Зашел к нотариусу и составил духовное завещание: «Я, нижеподписавшийся, в здравом уме и твердой памяти...»

Потом пошел домой, велел всем отказывать и заперся в кабинете. Отпер ящики стола, выбрал бумаги, письма и тут же рассматривал — одни сжег, другие разложил по пакетам и надписал.

В открытое окно заглядывала весенняя ласковая влажная ночь, озаренные деревья, а дома на противоположной стороне были темные, спящие — пробило два.

Малоруков постоял у окна, прислушался, потом закрыл и достал из ящика браунинг, плоский, темно-вороненый.

Внимательно осмотрел, зарядил.

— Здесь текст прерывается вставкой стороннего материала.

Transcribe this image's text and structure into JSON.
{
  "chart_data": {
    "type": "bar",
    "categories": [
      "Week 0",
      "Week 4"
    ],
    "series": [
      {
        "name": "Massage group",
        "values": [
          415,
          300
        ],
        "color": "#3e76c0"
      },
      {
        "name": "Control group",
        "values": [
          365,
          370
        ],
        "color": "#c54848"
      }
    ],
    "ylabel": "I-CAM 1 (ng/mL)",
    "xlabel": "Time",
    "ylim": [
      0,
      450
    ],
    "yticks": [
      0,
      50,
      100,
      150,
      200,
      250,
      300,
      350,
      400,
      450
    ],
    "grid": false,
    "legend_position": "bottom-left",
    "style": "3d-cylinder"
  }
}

Посмотрел на часы, подумал: «До завтра...»

И пошел спать.

Спал без сновидений, темным сном, как будто только что закрыл глаза, сразу погрузившись в темноту, а кто-то уже сказал: «Пора!»

И он сразу открыл веки.

Поднялся, умылся и оделся, как всегда это делал, собираясь в суд. Выпил кофе, отдал распоряжения прислуге и вышел.

И как вчера весенняя ночь, так сегодня весеннее, свежее, омытое утро встретило его. На листьях радужно переливались капли ночного дождя. Пичуги шныряли в ветвях, безудержно на все лады высвистывали и стрекотали. Весело катились извозчичьи пролетки. Из-за заборов доносился запах зацветающей сирени.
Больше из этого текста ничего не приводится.